Nature can be a kind and generous thing – even if some of her gifts appear to be anything but. And as autumn really starts to bite, one special annual present is beginning to make its presence felt – leaves. One night a tree is almost fully clothed; the following morning it is bare to the boughs and its leaves are scattered to the winds and piled, sodden and sad, around the parental trunk.
But one tree’s loss is another gardener’s gain – if you collect all those fallen leaves and pile them into a heap, they will start to decompose and, hey presto, in a couple of years they’ll have turned into rich organic material to use as a mulch or soil conditioner.
So, thank you, Nature, for an especially valuable freebie. By the word “heap”, I mean a properly constructed container to house the leaves and to stop them flying off here, there and everywhere during the winds of winter.
It’s a relatively simple job – get yourself four wooden posts (at least five feet long) and arrange them to form the four corners of a square in a sheltered, out-of-the-way part of the garden.
Hammer them into the soil and then nail chicken wire to them to make your container. Then just keep collecting leaves and layering them into the “heap”, ensuring that they are neither too wet nor too dry. Should you want to speed up decomposition, add an accelerator like fresh horse dung (there is never a shortage of the stuff ), which will help ensure enough heat is generated to keep the decaying process going strong.

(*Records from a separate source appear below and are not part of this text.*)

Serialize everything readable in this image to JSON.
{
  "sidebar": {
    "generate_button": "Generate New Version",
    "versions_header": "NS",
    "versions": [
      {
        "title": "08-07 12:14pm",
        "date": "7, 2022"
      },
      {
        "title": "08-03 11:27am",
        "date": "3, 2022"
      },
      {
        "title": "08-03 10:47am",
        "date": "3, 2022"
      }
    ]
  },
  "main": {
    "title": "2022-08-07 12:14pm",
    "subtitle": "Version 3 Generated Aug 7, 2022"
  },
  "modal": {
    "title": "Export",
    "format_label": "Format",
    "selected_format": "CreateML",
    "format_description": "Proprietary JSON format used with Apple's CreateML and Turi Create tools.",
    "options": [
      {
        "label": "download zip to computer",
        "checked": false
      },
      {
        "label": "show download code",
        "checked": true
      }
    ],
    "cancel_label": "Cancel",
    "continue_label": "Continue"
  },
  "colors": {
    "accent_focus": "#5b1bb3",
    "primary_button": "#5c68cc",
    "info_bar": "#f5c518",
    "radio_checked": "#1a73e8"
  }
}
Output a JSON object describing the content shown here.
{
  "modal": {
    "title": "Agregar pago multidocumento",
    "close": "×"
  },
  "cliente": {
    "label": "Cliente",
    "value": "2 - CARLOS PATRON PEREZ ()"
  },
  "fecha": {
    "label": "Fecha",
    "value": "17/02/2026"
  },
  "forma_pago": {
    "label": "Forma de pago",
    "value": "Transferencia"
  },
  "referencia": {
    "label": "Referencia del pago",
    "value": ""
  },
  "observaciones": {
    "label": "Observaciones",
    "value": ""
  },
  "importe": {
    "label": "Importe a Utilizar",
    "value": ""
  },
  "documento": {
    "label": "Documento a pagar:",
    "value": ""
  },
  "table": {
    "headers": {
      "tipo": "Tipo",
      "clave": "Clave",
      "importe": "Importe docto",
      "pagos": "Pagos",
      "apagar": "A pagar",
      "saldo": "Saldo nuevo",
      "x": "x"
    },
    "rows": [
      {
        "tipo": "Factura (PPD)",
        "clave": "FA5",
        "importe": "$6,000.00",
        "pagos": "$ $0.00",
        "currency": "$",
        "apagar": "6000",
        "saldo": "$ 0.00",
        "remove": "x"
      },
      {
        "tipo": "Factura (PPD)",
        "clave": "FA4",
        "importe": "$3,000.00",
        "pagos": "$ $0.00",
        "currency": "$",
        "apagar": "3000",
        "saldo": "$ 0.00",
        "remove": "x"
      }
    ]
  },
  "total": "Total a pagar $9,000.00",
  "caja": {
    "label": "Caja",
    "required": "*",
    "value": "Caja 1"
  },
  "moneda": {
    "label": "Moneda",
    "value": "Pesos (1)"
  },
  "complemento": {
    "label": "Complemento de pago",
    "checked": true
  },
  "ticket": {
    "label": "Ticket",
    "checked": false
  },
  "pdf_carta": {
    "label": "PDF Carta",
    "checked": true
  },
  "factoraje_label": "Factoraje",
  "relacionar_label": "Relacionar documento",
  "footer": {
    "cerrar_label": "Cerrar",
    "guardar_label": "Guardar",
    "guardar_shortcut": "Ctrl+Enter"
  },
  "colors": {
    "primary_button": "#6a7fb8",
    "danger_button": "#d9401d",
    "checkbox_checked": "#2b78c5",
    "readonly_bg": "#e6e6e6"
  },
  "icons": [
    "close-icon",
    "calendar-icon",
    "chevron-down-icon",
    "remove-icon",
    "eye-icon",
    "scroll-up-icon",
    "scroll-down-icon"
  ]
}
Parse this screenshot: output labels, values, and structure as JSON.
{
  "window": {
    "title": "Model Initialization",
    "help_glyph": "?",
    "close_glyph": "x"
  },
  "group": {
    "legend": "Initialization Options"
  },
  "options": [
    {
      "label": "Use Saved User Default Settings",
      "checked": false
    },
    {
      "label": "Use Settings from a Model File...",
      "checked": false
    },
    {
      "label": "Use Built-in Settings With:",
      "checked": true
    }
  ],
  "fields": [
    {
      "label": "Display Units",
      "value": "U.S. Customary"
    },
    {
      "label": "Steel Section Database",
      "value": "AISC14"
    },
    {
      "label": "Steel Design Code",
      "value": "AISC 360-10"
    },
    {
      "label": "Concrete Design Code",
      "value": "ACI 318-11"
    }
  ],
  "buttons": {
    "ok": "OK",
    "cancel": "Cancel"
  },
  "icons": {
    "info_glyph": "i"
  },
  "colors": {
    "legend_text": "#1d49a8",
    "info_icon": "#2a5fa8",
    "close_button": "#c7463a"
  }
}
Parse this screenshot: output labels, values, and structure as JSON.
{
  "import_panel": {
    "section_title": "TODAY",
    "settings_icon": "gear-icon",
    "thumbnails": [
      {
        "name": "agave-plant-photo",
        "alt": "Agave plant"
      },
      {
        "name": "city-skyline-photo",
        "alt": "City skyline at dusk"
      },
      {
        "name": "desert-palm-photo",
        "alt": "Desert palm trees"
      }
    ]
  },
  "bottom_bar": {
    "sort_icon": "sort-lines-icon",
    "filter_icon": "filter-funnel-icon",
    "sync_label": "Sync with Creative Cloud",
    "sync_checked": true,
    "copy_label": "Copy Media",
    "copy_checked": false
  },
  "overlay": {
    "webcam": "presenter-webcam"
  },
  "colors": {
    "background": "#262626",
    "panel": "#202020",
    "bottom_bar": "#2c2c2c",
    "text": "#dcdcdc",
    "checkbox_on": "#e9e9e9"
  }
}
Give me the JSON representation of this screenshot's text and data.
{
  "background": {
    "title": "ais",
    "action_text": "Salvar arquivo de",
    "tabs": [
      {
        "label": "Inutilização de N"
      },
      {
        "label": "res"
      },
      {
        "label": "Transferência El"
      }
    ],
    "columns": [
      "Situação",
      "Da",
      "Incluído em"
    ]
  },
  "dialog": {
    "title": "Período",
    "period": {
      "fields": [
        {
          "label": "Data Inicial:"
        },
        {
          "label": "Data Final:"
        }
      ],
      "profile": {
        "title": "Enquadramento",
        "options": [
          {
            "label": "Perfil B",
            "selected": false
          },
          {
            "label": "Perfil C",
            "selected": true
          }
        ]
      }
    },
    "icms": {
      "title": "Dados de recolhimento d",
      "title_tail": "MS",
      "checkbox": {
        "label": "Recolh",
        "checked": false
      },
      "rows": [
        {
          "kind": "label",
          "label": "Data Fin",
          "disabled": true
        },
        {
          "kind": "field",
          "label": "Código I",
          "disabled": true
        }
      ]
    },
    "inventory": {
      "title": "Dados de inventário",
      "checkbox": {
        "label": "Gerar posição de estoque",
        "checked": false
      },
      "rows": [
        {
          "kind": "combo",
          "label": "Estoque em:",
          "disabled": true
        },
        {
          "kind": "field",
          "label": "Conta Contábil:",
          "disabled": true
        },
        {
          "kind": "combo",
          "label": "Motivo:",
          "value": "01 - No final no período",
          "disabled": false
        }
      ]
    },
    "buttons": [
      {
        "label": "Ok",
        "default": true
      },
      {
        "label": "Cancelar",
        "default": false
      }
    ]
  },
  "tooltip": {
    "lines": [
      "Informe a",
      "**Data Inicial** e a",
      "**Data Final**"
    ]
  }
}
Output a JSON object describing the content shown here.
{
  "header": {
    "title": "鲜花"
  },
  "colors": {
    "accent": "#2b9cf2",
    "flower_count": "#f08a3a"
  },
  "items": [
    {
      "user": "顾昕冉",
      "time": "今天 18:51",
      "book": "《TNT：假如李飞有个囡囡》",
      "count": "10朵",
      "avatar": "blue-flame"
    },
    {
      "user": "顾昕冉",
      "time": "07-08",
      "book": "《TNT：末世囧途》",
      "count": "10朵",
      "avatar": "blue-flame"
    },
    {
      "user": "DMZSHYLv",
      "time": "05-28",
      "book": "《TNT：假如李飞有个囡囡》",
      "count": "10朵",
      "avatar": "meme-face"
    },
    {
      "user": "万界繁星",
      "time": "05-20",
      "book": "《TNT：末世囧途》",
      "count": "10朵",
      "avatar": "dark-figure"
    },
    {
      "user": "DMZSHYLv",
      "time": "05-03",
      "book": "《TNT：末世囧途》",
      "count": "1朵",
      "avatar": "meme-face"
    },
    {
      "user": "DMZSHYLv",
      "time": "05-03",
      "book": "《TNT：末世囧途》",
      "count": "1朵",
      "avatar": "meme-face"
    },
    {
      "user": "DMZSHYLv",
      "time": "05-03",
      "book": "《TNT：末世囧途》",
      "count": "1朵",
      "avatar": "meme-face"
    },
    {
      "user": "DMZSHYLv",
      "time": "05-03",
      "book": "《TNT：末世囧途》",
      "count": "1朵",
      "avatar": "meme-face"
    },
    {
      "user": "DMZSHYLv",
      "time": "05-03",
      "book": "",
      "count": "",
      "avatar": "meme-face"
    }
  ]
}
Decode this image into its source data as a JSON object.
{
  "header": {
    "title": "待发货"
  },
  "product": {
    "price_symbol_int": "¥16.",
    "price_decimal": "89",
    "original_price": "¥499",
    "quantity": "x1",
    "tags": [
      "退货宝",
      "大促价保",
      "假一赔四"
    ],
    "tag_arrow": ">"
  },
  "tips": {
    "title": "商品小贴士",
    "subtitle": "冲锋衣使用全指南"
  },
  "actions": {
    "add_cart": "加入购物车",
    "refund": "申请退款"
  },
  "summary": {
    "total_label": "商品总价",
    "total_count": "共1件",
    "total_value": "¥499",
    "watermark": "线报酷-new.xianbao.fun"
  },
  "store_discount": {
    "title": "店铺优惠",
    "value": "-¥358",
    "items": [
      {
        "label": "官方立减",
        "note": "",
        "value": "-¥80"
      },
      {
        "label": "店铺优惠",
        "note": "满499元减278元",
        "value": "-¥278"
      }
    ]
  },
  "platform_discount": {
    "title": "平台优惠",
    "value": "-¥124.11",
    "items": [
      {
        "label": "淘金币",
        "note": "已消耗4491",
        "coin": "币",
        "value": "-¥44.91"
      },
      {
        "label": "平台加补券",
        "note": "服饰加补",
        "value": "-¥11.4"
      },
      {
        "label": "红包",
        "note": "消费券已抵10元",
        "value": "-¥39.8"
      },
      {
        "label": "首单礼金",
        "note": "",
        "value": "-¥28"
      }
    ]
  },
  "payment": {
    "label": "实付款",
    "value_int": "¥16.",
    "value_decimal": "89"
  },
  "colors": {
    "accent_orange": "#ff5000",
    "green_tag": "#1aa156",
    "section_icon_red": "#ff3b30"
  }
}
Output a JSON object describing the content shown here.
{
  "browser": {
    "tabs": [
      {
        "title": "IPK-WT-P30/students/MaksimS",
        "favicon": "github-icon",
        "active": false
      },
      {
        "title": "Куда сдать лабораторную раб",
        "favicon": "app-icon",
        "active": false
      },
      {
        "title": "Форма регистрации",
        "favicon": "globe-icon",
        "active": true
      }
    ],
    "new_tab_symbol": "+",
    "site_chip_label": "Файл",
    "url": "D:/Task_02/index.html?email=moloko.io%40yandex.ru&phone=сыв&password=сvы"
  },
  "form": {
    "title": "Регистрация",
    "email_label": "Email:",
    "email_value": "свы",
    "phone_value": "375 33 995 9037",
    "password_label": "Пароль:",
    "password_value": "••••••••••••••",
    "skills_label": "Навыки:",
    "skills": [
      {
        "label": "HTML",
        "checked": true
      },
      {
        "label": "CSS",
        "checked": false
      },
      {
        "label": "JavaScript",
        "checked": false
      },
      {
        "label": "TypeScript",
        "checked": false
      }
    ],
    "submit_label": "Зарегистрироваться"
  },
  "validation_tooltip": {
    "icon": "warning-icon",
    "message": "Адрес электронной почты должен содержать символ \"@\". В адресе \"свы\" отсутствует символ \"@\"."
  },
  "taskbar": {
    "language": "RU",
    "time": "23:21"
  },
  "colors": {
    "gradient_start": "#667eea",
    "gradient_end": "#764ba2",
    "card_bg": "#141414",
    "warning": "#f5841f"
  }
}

If there’s no room for a wire enclosure, fill a black polythene bin bag with damp leaves, cut a few air holes in the plastic, tie the top and leave it somewhere sheltered to get on with its job. Cheap and very simple.
Some leaves compost far quicker than others. The best are those lower in lignin (important in the formation of cell walls, especially in wood and bark, because they lend rigidity and do not rot easily) and higher in calcium and nitrogen.
These include ash, maple, fruit tree leaves, poplar and willow. These “good’’ leaves will typically break down in about a year.
Big leaves such as sycamore and horse chestnut are best chopped up before composting.